The desire to hear . . .
Looking at the azure-whitish canvas of the skies heralding the season of autumn, one feels crispness in the air subduing the wetness of monsoon, sunlight staying young more or less for the whole day. Then there appears, rather unconsciously in her, an assemblage of emotions evoking the past, relating to the present and looking forward to the future. Not that they all appear at one and the same time, but in the cubicles of her heart they take their turn, oftentimes overlapping. As she ponders, one thing becomes obvious to her --- that in this mental state of hers, she feels a strong desire to hear some sounds, some voices, some music emanating from nature, some others from human voices. She is afraid that since her auditory sense is deprived of much of its yearnings, those in the passage of time could be obliterated.
But that is not to be. She feels a strong desire to hear her parents call her by her nickname, especially her father who would give a little twist to it, making it sound sweeter. She misses her university teacher's phone call that came once in a while, enquiring of her school and her disabled son's condition. One day she brought her almost to tears when she asked her, very innocently, if her son could call her 'Amma'. Her answer was in the negative. Her teacher apologized for her question, realizing the profound sadness it had caused. Nevertheless, she still yearns to hear her voice on the phone, although she knows the voice is long gone. And, hoping against hope, she fantasizes a desire to hear her son call her 'Amma'. But that is never to be. Human folly along with the impact of the carnage of 1971 caused some losses that remain irreversible. Much of our fate is predestined, she thinks. A fait accompli.
She desires to have a quiet life and hear the sounds of silence that she is much deprived of, taking together the societal factors that dominate life today. Rude noises originating from various sources have been corroding the atmosphere in the name of development and modernization. But that is the order of the day, she reflects in her aloneness. If you join it, you survive; if you don't, you are bound to suffer. She suffers. Thus the silence becomes distant to her. At the most, she can relive the silence from her old days in her own created world at those moments only to survive. Since it is a fight against reality, it turns out to be most agonizing to her. Then, to console herself, she delves more into sorrow --- by hearing sad songs. In the velvety, melodious voice of Talat Mahmood, she tries to immerse her own sorrow into an ocean of sorrows. And those two merge. A plateau in the progression of sorrow gives temporary relief by making it numb.
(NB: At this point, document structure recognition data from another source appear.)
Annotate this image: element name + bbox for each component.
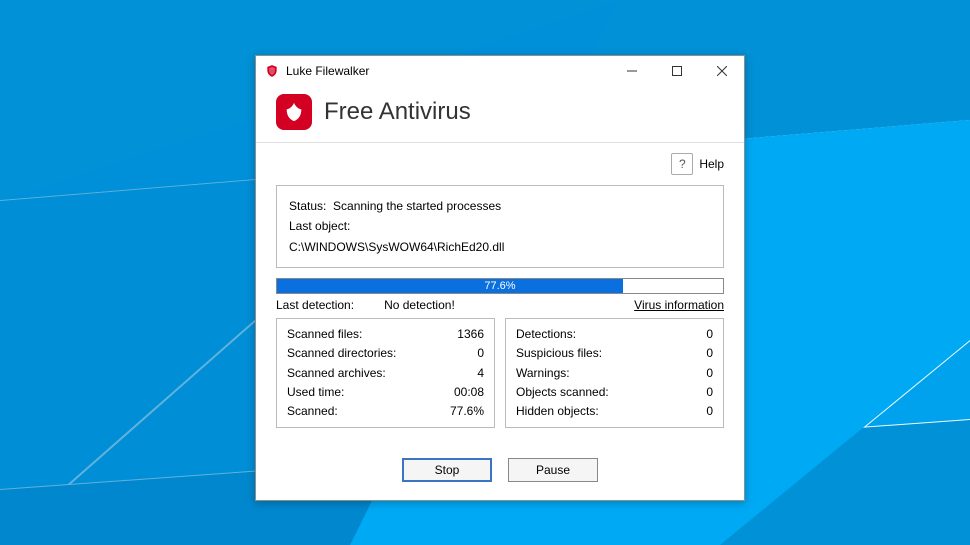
app-icon [264,63,280,79]
maximize-button[interactable] [654,56,699,86]
stat-value: 0 [706,344,713,363]
status-line: Status: Scanning the started processes [289,196,711,216]
stat-value: 0 [477,344,484,363]
last-detection-label: Last detection: [276,298,354,312]
pause-button[interactable]: Pause [508,458,598,482]
stat-value: 4 [477,364,484,383]
stat-row: Objects scanned: 0 [516,383,713,402]
stat-row: Suspicious files: 0 [516,344,713,363]
stat-label: Detections: [516,325,576,344]
stats-left: Scanned files:1366Scanned directories:0S… [276,318,495,428]
stat-label: Used time: [287,383,344,402]
brand-name: Free Antivirus [324,98,471,126]
help-button[interactable]: ? [671,153,693,175]
stat-value: 1366 [457,325,484,344]
detection-row: Last detection: No detection! Virus info… [276,298,724,312]
stat-row: Detections: 0 [516,325,713,344]
last-object-label: Last object: [289,216,711,236]
status-label: Status: [289,199,326,213]
close-button[interactable] [699,56,744,86]
stat-label: Scanned: [287,402,338,421]
stat-label: Objects scanned: [516,383,609,402]
scan-window: Luke Filewalker Free Antivirus ? Help St… [255,55,745,501]
stat-value: 77.6% [450,402,484,421]
stat-row: Hidden objects: 0 [516,402,713,421]
button-row: Stop Pause [256,444,744,500]
status-value: Scanning the started processes [333,199,501,213]
help-label: Help [699,157,724,171]
stat-value: 0 [706,383,713,402]
status-box: Status: Scanning the started processes L… [276,185,724,268]
stat-label: Suspicious files: [516,344,602,363]
minimize-button[interactable] [609,56,654,86]
last-detection-value: No detection! [384,298,455,312]
stat-label: Scanned archives: [287,364,386,383]
window-controls [609,56,744,86]
stat-label: Hidden objects: [516,402,599,421]
stat-row: Scanned archives: 4 [287,364,484,383]
app-header: Free Antivirus [256,86,744,143]
stop-button[interactable]: Stop [402,458,492,482]
window-title: Luke Filewalker [286,64,369,78]
titlebar[interactable]: Luke Filewalker [256,56,744,86]
stat-row: Warnings: 0 [516,364,713,383]
stat-label: Scanned files: [287,325,362,344]
stat-value: 00:08 [454,383,484,402]
stat-value: 0 [706,402,713,421]
stat-row: Scanned directories: 0 [287,344,484,363]
stat-label: Warnings: [516,364,570,383]
stat-value: 0 [706,364,713,383]
stats-panels: Scanned files:1366Scanned directories:0S… [276,318,724,428]
last-object-value: C:\WINDOWS\SysWOW64\RichEd20.dll [289,237,711,257]
content-area: ? Help Status: Scanning the started proc… [256,143,744,444]
virus-information-link[interactable]: Virus information [634,298,724,312]
progress-label: 77.6% [277,279,723,293]
stat-label: Scanned directories: [287,344,396,363]
progress-bar: 77.6% [276,278,724,294]
help-row: ? Help [276,153,724,175]
stat-row: Scanned: 77.6% [287,402,484,421]
stat-value: 0 [706,325,713,344]
stats-right: Detections: 0 Suspicious files: 0 Warnings: 0… [505,318,724,428]
brand-icon [276,94,312,130]
stat-row: Used time: 00:08 [287,383,484,402]
stat-row: Scanned files: 1366 [287,325,484,344]
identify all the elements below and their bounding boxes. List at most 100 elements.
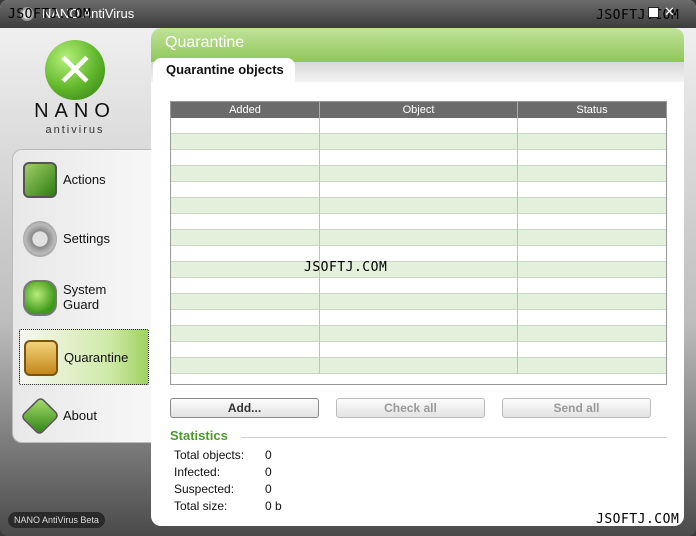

But what she desires most to hear amidst the din all around is a voice oftentimes from a short distance, oftentimes from a long distance, maybe from several thousands of miles away. In her there is an expectancy, filled with eagerness, that oftentimes makes her hear the phone ring even when it does not. Her longing to hear the voice creates an illusion, an auditory illusion for her. And in her rationality, she explains that away as one of her acts as a selfish person because she wishes that voice to materialize for her own sake, for her personal fulfillment, for some solace. She feels ashamed at discovering herself in this state. Nevertheless, she cannot and does not deny her longings. When her desire actualizes, she feels ecstatic. When it does not, she has the shelter of her imagination to embrace her. Her imagination never fails her. It is her defence mechanism when she is faced with a crisis.
She discovers that she can live her life in such a beaconing of hope, of some optimism that exudes from that voice. But, then again, she likes to wait, indeed she waits, to hear that voice more than actually hearing it. To her, waiting does not have an end, however painfully long that might be. But hearing it actually happen ends it. She prefers to keep on moving towards an oasis rather than reaching it. To her, emotional attainment is meaningful when it throbs, when it vibrates rather than when it satiates. Her view of life is atypical. She is different.